A group of physicists from the United States and Japan argued that, according to their calculations, there is a 50% probability that the time will "cease to flow" in the next 3.7 billion years. However, other theorists are extremely skeptical about their conclusions, calling the authors "sophists."
The universe was formed approximately 13 billion years ago as a result of the Big Bang and since then continuously expanded. Also, all data from the observable part of space suggest that this expansion is accelerated, which means that the universe will expand indefinitely.
Rafael Bousso of the Center for Theoretical Physics, University of California at Berkeley and his colleagues rebelled against the idea. In their article posted in the electronic library at Cornell University, they claim that the infinitely expanding universe cannot exist because the laws of physics do not work in infinite space. For these laws to make at least some sense, the universe must be finite, and they calculated the most probable date when it will end.
Endless inflation (expansion of the universe) has several important consequences. Any event in it, which has non-zero probability, will happen an infinite number of times, the scientists say. But if there is an infinite number of each possible observation, it becomes impossible to determine the probability of any event. The laws of physics simply do not apply to this situation.
The only way out of this conundrum, the authors of the article say, is to assume some type of disaster that would end the universe. Then all the probabilities again become meaningful and the laws of physics will regain power. The time is unlikely to come to an end in our time, but there is a 50% chance that the time will stop in the next 3.7 billion years, they wrote. This means that the end of times will happen during the lifetime of the Sun and the Earth.

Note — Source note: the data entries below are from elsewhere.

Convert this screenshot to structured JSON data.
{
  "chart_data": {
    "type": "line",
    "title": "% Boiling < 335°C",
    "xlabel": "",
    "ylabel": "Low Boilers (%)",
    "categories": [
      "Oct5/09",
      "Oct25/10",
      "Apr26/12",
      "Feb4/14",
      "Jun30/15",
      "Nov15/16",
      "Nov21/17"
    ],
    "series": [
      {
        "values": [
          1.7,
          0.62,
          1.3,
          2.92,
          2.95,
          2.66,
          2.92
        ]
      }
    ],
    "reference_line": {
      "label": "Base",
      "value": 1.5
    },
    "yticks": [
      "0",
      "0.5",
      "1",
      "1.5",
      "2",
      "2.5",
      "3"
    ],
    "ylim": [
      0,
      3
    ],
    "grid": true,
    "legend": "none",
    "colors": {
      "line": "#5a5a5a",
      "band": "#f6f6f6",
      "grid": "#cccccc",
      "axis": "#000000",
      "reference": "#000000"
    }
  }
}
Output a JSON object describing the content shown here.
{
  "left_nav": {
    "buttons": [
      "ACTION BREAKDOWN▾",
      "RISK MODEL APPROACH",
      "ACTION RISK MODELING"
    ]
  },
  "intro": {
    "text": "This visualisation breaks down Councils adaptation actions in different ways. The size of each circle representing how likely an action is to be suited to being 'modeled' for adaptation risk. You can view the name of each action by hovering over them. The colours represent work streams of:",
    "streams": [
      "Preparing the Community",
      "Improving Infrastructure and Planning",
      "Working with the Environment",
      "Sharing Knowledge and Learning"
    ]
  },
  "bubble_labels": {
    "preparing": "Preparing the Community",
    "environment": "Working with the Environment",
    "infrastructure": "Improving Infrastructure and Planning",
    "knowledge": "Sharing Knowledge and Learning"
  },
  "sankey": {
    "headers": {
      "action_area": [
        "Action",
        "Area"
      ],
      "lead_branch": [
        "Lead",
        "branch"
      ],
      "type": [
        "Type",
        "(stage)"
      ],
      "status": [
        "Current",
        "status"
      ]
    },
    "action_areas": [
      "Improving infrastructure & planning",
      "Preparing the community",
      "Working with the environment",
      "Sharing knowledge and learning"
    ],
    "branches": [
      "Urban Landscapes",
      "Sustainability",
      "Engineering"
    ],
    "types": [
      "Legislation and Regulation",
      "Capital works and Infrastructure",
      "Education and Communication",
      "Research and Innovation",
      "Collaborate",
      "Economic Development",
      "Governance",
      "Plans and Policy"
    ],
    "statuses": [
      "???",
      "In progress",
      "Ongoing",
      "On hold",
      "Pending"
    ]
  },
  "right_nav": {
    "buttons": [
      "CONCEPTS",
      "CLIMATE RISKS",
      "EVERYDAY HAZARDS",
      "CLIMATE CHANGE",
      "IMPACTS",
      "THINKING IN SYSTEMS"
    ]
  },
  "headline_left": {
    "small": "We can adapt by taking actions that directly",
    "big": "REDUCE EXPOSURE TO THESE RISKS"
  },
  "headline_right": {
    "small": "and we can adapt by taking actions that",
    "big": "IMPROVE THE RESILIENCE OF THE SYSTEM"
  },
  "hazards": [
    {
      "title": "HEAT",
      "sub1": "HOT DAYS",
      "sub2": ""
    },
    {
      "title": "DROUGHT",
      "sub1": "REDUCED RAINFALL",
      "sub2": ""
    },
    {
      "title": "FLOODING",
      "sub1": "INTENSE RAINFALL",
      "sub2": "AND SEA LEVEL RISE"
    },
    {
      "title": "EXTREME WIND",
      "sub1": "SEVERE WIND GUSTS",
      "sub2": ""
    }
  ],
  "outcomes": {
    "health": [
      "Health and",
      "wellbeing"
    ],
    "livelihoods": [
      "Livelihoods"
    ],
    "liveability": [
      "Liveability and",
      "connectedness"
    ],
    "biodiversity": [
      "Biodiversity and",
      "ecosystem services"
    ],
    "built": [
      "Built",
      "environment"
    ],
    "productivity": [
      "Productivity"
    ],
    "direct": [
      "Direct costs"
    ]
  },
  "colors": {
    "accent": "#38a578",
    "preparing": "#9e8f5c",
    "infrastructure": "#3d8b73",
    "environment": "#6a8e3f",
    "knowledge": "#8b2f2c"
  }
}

However, Rafael Bousso points out that although it is unknown what type of disaster will lead to the end of time, humanity will not be able to see when it happens. In other words, people "will fly into" the disaster at full speed before they have time to see some of its impact.
Other theorists are extremely skeptical of this work, as well as other works of Bousso. "He is a fan of sophistry, a modern Zenon," said Alexei Starobinsky, chief researcher of the Institute of Theoretical Physics of Landau. According to him, the statement of the authors that if there is the end of time, it cannot be observed in normal human understanding means that there is no end of our time there.
Starobinsky notes that Bousso and his team have misunderstood the phrase "eternal inflation."
"It must be understood not literally, but in high philosophical sense - as we understand the thesis "matter is eternal." But our universe (or more precisely - the observable part) was at the inflationary stage in the past for a finite period of time," said the scientist.